Since most of us don’t have enough cash on hand to pay for a car, many of us choose to pay for our cars by taking out a loan. This is true for both new and used cars. If you are debating between buying used or new, here are a few differences in the way financing will work for each type of car.
New Car Loans
Everyone wants to drive a new car. You get the joy of owning something in pristine condition and the satisfaction of knowing that you are its first and only owner. New car loans have benefits all their own, too. In general, a new car loan will have lower rates than a used car loan; however, the financing term (length of the loan) is usually longer.
New cars shoppers can often take advantage of special rates and sales events that aren’t available with used car. These rates and sales usually come through the manufacturer, like Ford, and require the buyer to finance through their financing arm (Ford Credit). Depending on the buyer’s credit, he or she could be eligible for low or zero annual percentage rates, “bonus cash,” and other incentives.
Used Car Loans
If you consider yourself more of a savvy-saver, then you likely stick with used cars. Used cars are a great way to save thousands of dollars, when compared to a new car. This is true even for cars just a few years old.

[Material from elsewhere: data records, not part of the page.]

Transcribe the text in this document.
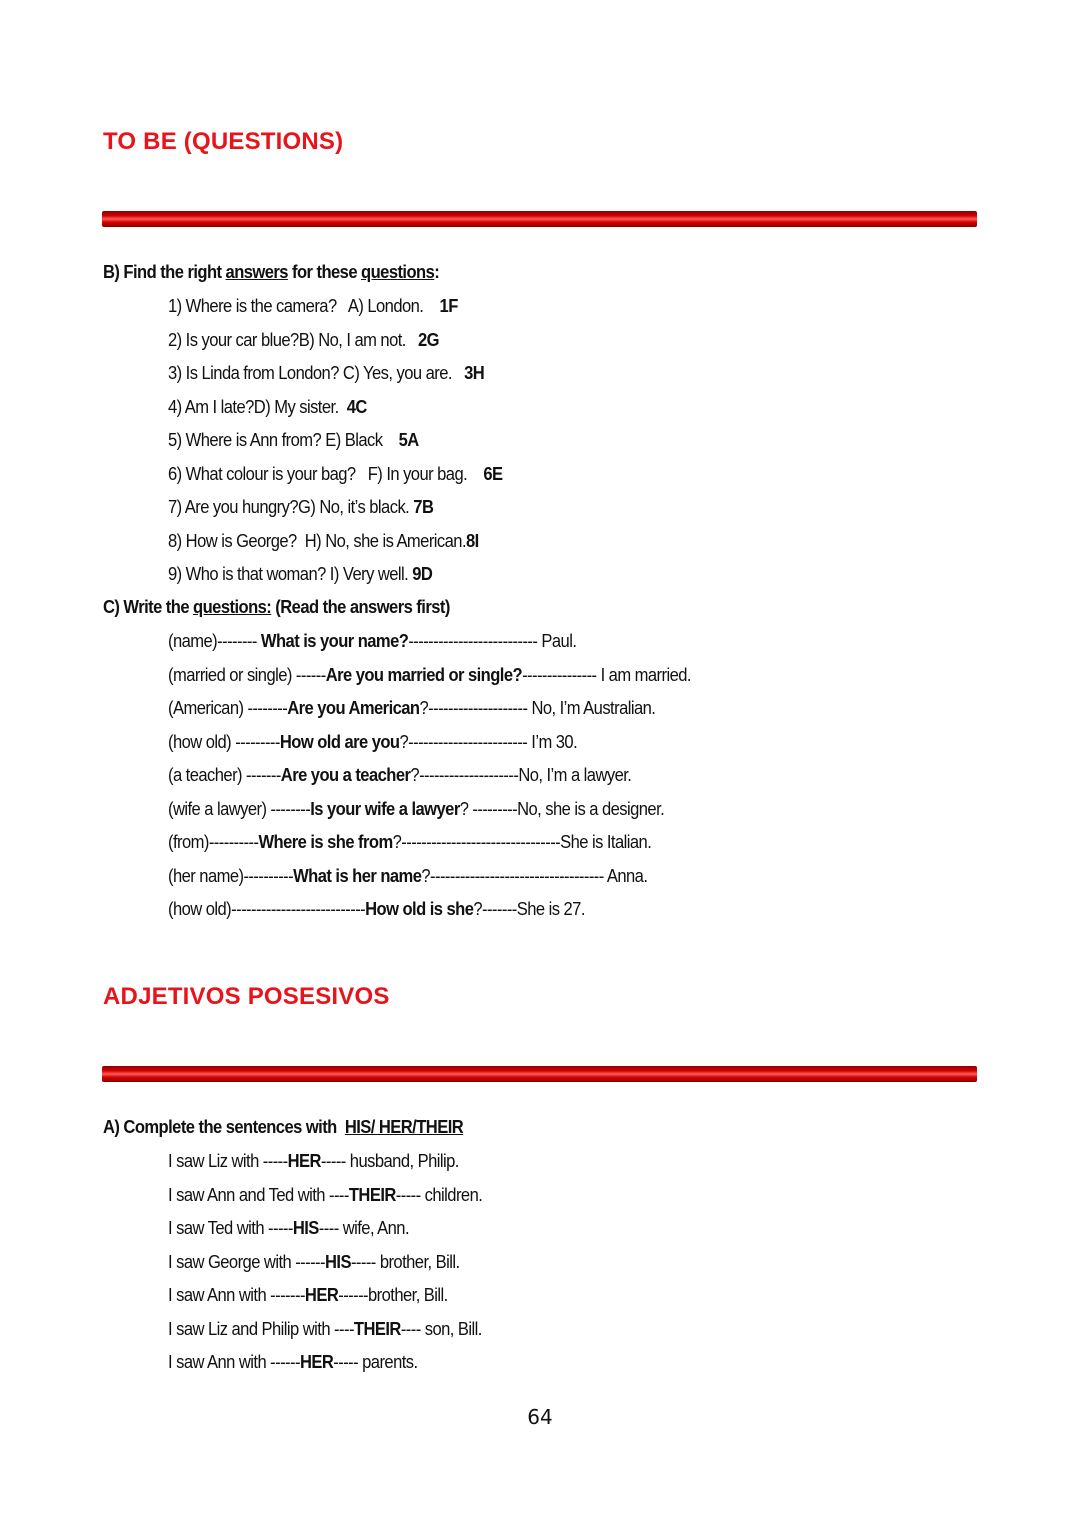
TO BE (QUESTIONS)
ADJETIVOS POSESIVOS
B) Find the right answers for these questions:
1) Where is the camera?   A) London.    1F
2) Is your car blue?B) No, I am not.   2G
3) Is Linda from London? C) Yes, you are.   3H
4) Am I late?D) My sister.  4C
5) Where is Ann from? E) Black    5A
6) What colour is your bag?   F) In your bag.    6E
7) Are you hungry?G) No, it’s black. 7B
8) How is George?  H) No, she is American.8I
9) Who is that woman? I) Very well. 9D
C) Write the questions: (Read the answers first)
(name)-------- What is your name?-------------------------- Paul.
(married or single) ------Are you married or single?--------------- I am married.
(American) --------Are you American?-------------------- No, I’m Australian.
(how old) ---------How old are you?------------------------ I’m 30.
(a teacher) -------Are you a teacher?--------------------No, I’m a lawyer.
(wife a lawyer) --------Is your wife a lawyer? ---------No, she is a designer.
(from)----------Where is she from?--------------------------------She is Italian.
(her name)----------What is her name?----------------------------------- Anna.
(how old)---------------------------How old is she?-------She is 27.
A) Complete the sentences with  HIS/ HER/THEIR
I saw Liz with -----HER----- husband, Philip.
I saw Ann and Ted with ----THEIR----- children.
I saw Ted with -----HIS---- wife, Ann.
I saw George with ------HIS----- brother, Bill.
I saw Ann with -------HER------brother, Bill.
I saw Liz and Philip with ----THEIR---- son, Bill.
I saw Ann with ------HER----- parents.
64
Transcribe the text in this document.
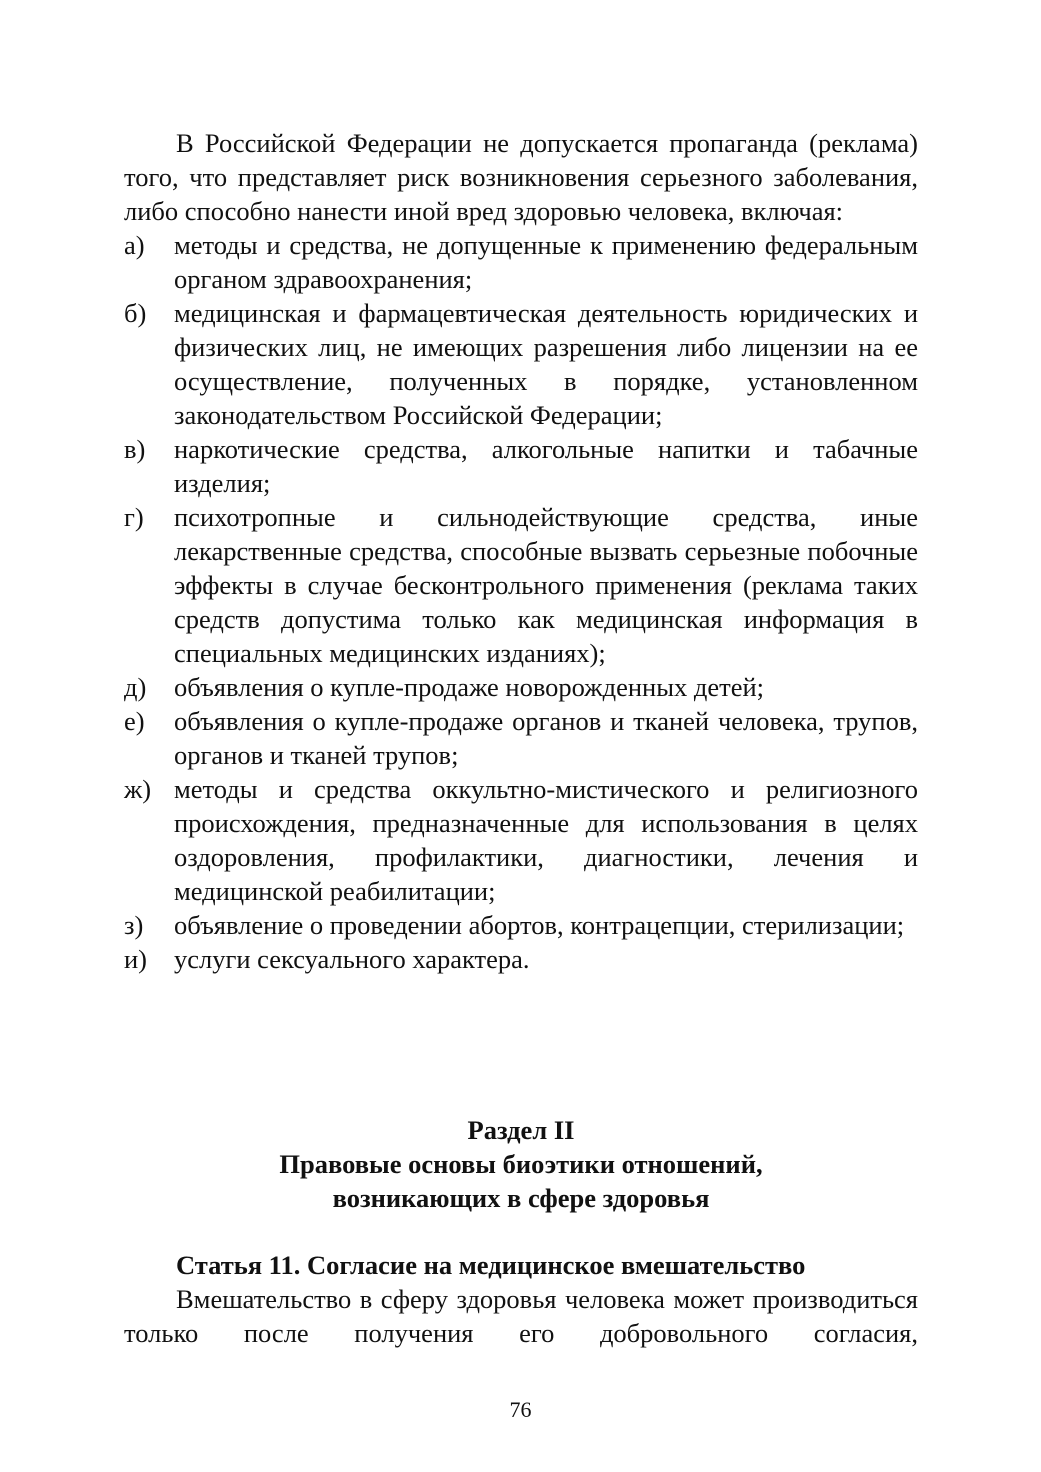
В Российской Федерации не допускается пропаганда (реклама) того, что представляет риск возникновения серьезного заболевания, либо способно нанести иной вред здоровью человека, включая:

а)	методы и средства, не допущенные к применению федеральным органом здравоохранения;
б)	медицинская и фармацевтическая деятельность юридических и физических лиц, не имеющих разрешения либо лицензии на ее осуществление, полученных в порядке, установленном законодательством Российской Федерации;
в)	наркотические средства, алкогольные напитки и табачные изделия;
г)	психотропные и сильнодействующие средства, иные лекарственные средства, способные вызвать серьезные побочные эффекты в случае бесконтрольного применения (реклама таких средств допустима только как медицинская информация в специальных медицинских изданиях);
д)	объявления о купле-продаже новорожденных детей;
е)	объявления о купле-продаже органов и тканей человека, трупов, органов и тканей трупов;
ж) методы и средства оккультно-мистического и религиозного происхождения, предназначенные для использования в целях оздоровления, профилактики, диагностики, лечения и медицинской реабилитации;
з)	объявление о проведении абортов, контрацепции, стерилизации;
и)	услуги сексуального характера.
Раздел II
Правовые основы биоэтики отношений,
возникающих в сфере здоровья

Статья 11. Согласие на медицинское вмешательство

Вмешательство в сферу здоровья человека может производиться только после получения его добровольного согласия,

76
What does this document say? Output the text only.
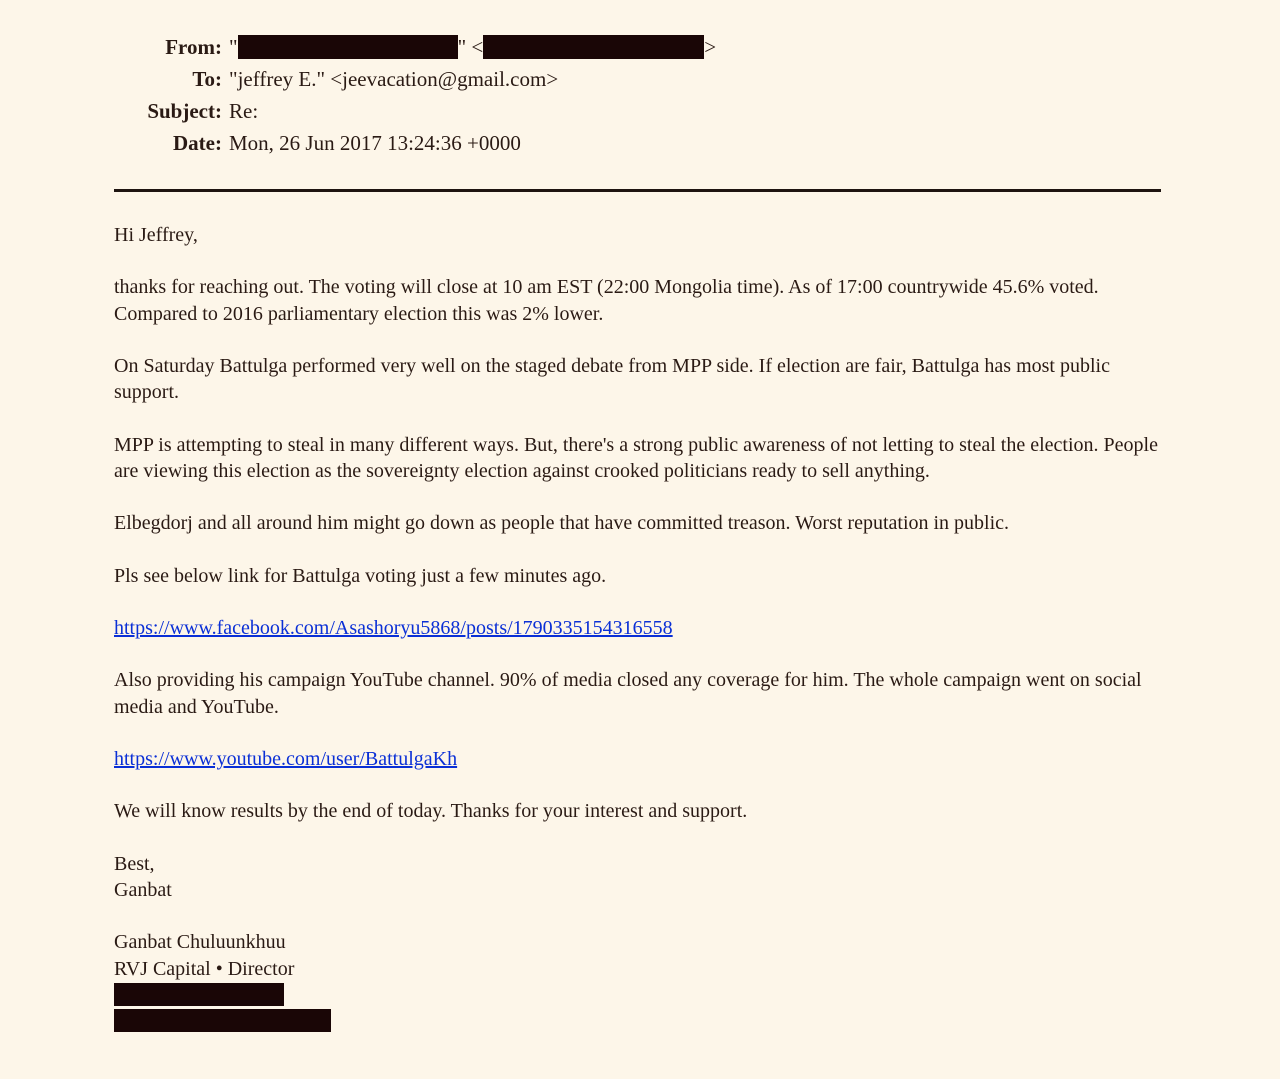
From: "	" <	>
To: "jeffrey E." <jeevacation@gmail.com>
Subject: Re:
Date: Mon, 26 Jun 2017 13:24:36 +0000

Hi Jeffrey,

thanks for reaching out. The voting will close at 10 am EST (22:00 Mongolia time). As of 17:00 countrywide 45.6% voted. Compared to 2016 parliamentary election this was 2% lower.

On Saturday Battulga performed very well on the staged debate from MPP side. If election are fair, Battulga has most public support.

MPP is attempting to steal in many different ways. But, there's a strong public awareness of not letting to steal the election. People are viewing this election as the sovereignty election against crooked politicians ready to sell anything.

Elbegdorj and all around him might go down as people that have committed treason. Worst reputation in public.

Pls see below link for Battulga voting just a few minutes ago.

https://www.facebook.com/Asashoryu5868/posts/1790335154316558

Also providing his campaign YouTube channel. 90% of media closed any coverage for him. The whole campaign went on social media and YouTube.

https://www.youtube.com/user/BattulgaKh

We will know results by the end of today. Thanks for your interest and support.

Best,
Ganbat

Ganbat Chuluunkhuu
RVJ Capital • Director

Because used cars lose their value slower than new cars, used car shoppers are less likely to default on their loan. This is when you owe more on the loan than the car is worth and could put you in a tight spot if you total the car during that time.
Even though used car loans typically have higher rates, the length of the loan is usually shorter. This means you can pay back the loan faster and end up saving more in the long run.